The follow-up messages in that flow are unlikely to need their own explicit opt-outs.
But the first message in that flow may benefit from an opt-out option.
That first opt-out option may then cover the opt-out requirements of the following messages within the same conversation.
However, I’m not a lawyer, and I’m not offering legal advice.
TCPA compliance checklist #8: Maintain call logs and records
For the final point on our TCPA compliance checklist, it’s quite a simple one - and it applies to any legislative compliance that you are aiming for.
If you want to be compliant, you must be able to demonstrate not just that you are compliant, but that you have been compliant.
In that, you need to keep logs and records.
It is vital that you keep the records of calls you have made, texts you have sent, and communications in general.
This is not hard to do, as the platforms you're using to send this outreach typically keep that information - unless you choose to delete it.
So don’t delete it.
What you also have to do, as previously mentioned, is keep good records of opt-in and opt-out status.
This means you should have a CRM that aligns with the logs of the calls and messages you’ve sent, and shows who can and cannot be contacted.
This is compliance 101.
And if you want to be TCPA compliant, you’ll need to do it.
If you want to be compliant with other areas of legislation, you’ll need to record and keep logs of the other things you do.

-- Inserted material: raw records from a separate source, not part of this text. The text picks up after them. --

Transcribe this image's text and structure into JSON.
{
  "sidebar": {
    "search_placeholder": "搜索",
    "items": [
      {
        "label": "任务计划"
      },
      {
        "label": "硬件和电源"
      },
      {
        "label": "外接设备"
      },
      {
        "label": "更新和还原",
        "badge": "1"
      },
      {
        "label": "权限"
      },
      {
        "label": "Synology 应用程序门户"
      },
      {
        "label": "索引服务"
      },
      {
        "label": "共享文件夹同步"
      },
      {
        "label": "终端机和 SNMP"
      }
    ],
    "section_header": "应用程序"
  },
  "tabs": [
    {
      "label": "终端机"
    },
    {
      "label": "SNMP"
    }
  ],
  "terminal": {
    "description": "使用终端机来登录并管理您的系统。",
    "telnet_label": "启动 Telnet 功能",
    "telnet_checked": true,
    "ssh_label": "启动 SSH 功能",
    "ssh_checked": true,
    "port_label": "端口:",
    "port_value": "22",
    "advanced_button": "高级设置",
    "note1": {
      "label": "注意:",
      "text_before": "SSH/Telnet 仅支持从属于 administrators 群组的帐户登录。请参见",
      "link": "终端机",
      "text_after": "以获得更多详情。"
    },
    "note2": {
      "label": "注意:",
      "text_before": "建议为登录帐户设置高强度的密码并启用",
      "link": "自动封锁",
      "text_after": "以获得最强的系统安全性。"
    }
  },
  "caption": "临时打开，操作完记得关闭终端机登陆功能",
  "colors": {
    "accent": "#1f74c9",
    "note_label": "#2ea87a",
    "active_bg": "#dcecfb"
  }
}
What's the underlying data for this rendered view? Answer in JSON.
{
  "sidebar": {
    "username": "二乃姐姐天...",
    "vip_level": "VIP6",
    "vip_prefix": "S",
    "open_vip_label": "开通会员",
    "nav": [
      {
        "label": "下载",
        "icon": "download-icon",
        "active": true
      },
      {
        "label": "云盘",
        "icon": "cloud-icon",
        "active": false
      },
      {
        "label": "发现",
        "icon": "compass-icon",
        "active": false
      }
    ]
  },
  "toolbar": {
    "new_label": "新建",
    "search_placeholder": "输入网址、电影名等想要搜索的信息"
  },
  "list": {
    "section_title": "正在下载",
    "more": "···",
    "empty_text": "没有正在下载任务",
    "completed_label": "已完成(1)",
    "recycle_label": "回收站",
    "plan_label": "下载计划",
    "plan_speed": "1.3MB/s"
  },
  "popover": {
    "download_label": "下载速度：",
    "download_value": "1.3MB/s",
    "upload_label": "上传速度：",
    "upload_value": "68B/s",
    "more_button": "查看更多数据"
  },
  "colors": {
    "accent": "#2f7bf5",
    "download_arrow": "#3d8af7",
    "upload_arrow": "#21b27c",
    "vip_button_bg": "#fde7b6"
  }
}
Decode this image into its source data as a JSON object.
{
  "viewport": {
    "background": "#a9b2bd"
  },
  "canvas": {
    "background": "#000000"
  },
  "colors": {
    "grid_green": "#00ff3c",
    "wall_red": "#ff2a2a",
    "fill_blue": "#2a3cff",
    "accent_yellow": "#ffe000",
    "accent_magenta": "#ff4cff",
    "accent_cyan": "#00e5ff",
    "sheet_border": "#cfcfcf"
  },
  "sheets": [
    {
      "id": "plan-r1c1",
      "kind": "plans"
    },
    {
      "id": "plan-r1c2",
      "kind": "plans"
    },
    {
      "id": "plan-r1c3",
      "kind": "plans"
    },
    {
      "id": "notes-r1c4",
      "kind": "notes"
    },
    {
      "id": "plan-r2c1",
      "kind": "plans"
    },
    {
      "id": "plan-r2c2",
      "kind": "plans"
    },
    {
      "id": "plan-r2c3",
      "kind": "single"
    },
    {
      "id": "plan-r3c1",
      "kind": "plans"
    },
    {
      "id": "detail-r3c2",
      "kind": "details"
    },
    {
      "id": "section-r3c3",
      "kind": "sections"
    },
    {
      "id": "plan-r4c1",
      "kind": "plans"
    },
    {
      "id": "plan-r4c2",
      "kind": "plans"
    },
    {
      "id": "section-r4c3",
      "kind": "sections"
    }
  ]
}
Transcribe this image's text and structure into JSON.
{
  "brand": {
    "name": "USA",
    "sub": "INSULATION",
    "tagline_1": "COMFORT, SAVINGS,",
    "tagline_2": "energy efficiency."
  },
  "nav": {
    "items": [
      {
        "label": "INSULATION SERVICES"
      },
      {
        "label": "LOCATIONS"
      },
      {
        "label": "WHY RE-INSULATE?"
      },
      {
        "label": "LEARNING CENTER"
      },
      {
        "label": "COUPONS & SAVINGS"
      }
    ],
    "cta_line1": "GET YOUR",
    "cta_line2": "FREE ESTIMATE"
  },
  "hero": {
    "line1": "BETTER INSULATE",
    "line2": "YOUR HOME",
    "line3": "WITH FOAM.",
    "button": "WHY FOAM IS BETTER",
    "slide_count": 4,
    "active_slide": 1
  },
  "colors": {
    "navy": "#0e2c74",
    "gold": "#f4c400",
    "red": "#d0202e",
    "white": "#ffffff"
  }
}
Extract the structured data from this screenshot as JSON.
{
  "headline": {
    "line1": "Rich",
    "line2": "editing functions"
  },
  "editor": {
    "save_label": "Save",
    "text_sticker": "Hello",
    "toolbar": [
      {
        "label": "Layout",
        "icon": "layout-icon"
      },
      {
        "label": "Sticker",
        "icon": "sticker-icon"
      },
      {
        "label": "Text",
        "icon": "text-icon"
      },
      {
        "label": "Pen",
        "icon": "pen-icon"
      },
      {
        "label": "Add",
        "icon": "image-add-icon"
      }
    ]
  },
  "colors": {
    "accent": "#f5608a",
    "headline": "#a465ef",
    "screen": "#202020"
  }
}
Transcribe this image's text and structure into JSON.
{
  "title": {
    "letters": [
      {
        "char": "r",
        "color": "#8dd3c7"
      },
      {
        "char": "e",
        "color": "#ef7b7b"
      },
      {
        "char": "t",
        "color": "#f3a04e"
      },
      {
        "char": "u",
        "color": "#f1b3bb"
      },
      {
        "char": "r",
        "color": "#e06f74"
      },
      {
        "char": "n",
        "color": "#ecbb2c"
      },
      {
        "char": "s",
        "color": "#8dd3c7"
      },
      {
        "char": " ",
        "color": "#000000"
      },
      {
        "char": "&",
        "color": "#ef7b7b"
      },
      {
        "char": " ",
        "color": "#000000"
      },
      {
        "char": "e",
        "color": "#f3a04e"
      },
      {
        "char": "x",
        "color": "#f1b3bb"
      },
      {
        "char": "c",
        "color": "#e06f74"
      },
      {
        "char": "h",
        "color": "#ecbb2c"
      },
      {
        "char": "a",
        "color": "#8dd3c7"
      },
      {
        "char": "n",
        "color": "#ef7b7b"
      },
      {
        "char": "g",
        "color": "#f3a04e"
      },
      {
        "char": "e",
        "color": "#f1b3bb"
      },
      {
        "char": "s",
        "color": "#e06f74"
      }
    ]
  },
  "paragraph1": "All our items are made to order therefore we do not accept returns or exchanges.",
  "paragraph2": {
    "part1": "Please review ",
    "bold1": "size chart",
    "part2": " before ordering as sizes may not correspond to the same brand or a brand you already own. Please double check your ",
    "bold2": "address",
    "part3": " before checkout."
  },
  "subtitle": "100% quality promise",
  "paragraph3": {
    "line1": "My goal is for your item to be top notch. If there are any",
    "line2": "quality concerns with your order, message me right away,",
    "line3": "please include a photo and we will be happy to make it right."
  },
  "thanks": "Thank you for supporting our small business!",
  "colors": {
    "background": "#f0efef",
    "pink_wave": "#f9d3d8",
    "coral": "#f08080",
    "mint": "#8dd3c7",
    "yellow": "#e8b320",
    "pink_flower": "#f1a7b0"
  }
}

This is called doing business.
It’s also just very useful for you to keep these logs and records, because you want to prove that you have been following the law and haven’t been breaking the regulations.
These records and logs can also keep records of employee training you might have done - to show that the people who are responsible for these calls and messages understand the TCPA and understand what they’re required to do.
And it may include any adaptations you’ve made to your policies in response to regulatory changes or updates.
Keep everything.
Again, violations of the TCPA do come with fines.
Those fines can go up with the number of violations. Each violation could be $500 to $1,500, and so it can really add up to large amounts of money.
To keep up with changes to the TCPA, you can check out the FCC and FTC websites, where they’ll post updates or clarifications on TCPA regulations.